Some of my family law students have been following the international custody case involving Brazil and the United States. According to David Goldman, a New Jersey resident, in June 2004, his wife took their four year-old son, Sean, to Brazil on vacation where he was supposed to join them a week later. However, a few days after arriving in Brazil, his wife informed him she was divorcing him and would remain in Brazil with their son. This case is not unique. Thousands of parents each year remove children from their country of residence and retain them in another country without the other parent’s consent, in breach of the other parent’s custodial rights.
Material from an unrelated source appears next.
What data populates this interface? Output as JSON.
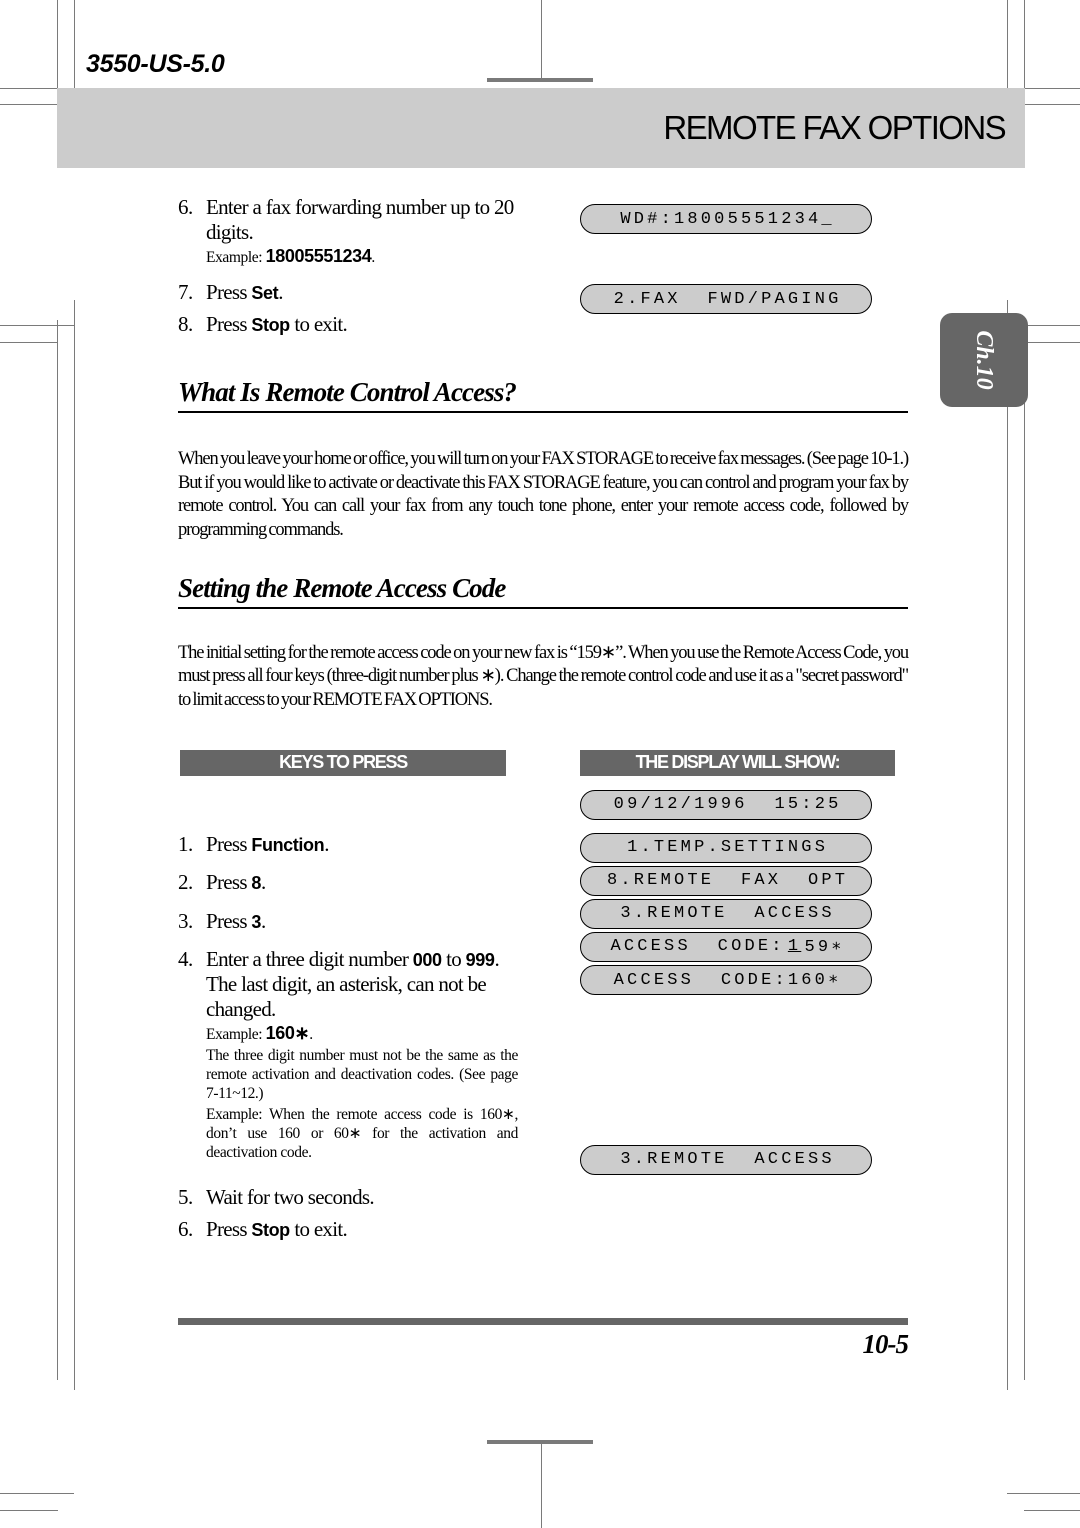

Lawmakers around the world have long known that international child abduction by a parent is a serious problem and have attempted to create a mechanism to ensure that children are returned to their country of residence. Under the 1980 Hague Convention on the Civil Aspects of International Child Abduction, ratified by 68 nations, the signatory countries agree to promptly return a child who has been wrongfully removed to or retained in another signatory country.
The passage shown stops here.